22.15 Uhr. Eigentlich müsste jetzt Schluss, Feierabend sein. Gegenüber dem Dirigenten sitzt aber im Publikum eine Gruppe frenetisch klatschender Norweger. Zugereiste und Hiesige – die norwegische Kolonie ist klein aber sehr selbstbewusst und sendet alle möglichen Signale an den Gardner, und er erhört sie: Es folgt “Ases Tod” aus der Peer-Gynt–Suite von Edvard Grieg.Und da hatten wir es wieder: Alles ist auf einmal gut. Die Musik fliest wie Honig, unaufdringlich, fast nur piano, schön traurig – traurig schön. Die Akustik des Großen Saals kommt jetzt voll zum Tragen, das Orchester spürt unsere Begeisterung, eine Brücke zwischen den Musikern und uns entsteht; die ist nicht golden, sie trägt Sommerfarben…
Standing Ovations. Kluge Wahl von Ed Gardner. Er spürte ja, wie undankbar der Sibelius in der Lautstärke klang und griff in den Zauberkasten des norwegischen Mozarts. Der aus Bergen stammende Grieg, von 1880 bis 1882 selbst Dirigent des Bergen Filharmoniske Orkester (so heißen die Herrschaften auf Norwegisch), war das Beste an diesem Abend.

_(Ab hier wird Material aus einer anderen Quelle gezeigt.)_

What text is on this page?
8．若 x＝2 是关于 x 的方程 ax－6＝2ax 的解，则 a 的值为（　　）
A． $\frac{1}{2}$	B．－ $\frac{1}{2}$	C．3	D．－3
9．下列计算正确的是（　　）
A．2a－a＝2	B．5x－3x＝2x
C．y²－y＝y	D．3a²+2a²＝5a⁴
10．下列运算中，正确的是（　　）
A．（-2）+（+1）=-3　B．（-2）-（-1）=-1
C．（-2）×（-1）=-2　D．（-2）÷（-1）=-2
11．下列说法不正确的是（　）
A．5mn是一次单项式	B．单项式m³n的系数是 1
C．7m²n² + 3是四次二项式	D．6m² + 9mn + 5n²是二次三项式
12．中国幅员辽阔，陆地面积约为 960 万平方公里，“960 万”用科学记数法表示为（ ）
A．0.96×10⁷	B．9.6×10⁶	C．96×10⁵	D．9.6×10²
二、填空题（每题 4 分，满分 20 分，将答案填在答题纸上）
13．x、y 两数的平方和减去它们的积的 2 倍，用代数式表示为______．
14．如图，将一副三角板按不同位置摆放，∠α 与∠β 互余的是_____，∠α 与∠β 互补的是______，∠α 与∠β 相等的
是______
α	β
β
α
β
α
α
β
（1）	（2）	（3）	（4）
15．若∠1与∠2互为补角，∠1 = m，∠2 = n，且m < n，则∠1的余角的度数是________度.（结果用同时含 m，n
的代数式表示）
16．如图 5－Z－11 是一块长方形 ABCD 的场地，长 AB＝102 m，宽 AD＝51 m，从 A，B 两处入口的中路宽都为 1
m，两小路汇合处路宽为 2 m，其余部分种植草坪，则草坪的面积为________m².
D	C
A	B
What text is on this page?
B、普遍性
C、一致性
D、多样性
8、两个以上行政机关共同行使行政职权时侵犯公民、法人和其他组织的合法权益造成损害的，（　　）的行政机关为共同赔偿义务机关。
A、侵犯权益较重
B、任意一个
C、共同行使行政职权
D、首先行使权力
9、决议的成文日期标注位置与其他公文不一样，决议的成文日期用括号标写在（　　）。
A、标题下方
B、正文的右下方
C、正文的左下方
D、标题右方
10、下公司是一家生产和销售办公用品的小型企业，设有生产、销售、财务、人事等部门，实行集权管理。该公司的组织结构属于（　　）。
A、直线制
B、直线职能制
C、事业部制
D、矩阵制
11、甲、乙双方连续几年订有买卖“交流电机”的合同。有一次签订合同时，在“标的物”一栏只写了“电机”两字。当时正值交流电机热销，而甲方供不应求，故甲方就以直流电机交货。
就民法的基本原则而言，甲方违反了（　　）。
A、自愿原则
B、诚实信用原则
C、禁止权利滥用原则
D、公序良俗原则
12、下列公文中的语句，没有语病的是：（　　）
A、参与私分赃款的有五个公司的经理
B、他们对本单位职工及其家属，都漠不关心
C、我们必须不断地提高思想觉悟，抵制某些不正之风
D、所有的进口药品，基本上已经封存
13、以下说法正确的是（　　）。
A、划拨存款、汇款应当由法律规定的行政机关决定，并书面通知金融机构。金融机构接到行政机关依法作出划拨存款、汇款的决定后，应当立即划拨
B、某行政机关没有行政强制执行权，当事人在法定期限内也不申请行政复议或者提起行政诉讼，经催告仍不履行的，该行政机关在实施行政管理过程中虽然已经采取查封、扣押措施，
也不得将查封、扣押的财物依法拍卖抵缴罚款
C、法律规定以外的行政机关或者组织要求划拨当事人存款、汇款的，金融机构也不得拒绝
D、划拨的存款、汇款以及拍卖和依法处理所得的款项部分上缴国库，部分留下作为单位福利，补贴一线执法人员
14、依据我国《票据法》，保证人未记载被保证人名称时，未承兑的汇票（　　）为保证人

Noch zwei Verbeugungen und Schluss? Pustekuchen! Das Orchester, bei schon abgeschaltetem Oberlicht, lag sich auf einmal in den Armen. Jede/r bedankte sich bei jedem mit Küsschen auf die Wangen und einer Umarmung. Mir wurde warm ums Herz. Hiesige NorwegerInnen stürmten den Konzert-Raum. Wenn Ihnen wieder jemand etwas von unterkühlten Skandinaviern erzählt…
Teresa Grodzinska, 25. August 2018, für
klassik-begeistert.de
die „norwegerkolonie“ in der ersten reihe, das waren deutsche fans des landes, die sich eine große flagge über mehrere schöße gebreitet hatten.
das instrument, welches wie eine peitsche klingt, indem zwei latten aneinandergeschlagen werden, heisst in partituren vieler komponisten einfach peitsche.
die „kapellmeisterin“ ist eigentlich konzertmeisterin, und dass sie, zuletzt auftretend, mit applaus bedacht wird, ist durchaus üblich.
ja, jeder beruf hat seine tücken.
fritz pahlmann
Super, dass sich jemand meldet.
Danke für den Hinweis mit der Peitsche. Hab ich doch richtig eingeschätzt, den Klang. Es gibt nämlich eine ähnliche Einrichtung in der ZEN-Meditation. Man schlägt zwei Holzlatten rhythmisch und immer schneller aneinander. Zu Zeiten von Britten war der ZEN-Buddhismus in den Klauen der japanischen Soldateska – für einen Pazifisten wie Britten es war, war eine Anleihe bei den Kriegsgegnern eher unwahrscheinlich, oder? Peitsche. Danke nochmal.
Norwegen: Ich meinte nicht die erste Reihe, werter Herr Pahlmann; ich meinte das mir gegenübersitzende Nest von mindestens 100 Menschen in mehreren Reihen. Die Fahne ist mir entgangen oder sie lag auf anderen Schößen (schön, wie sie es beschreiben – war Ihr Schoß auch beteiligt?). Das Große Saal ist wahrhaftig groß. Tücken überall…
Mit dem Kommentar zu der feurigen Konzertmeisterin sind Sie uneingeschränkt im Recht! Mein Fokus lag auf dem Feminismus und der feurigen Erscheinung.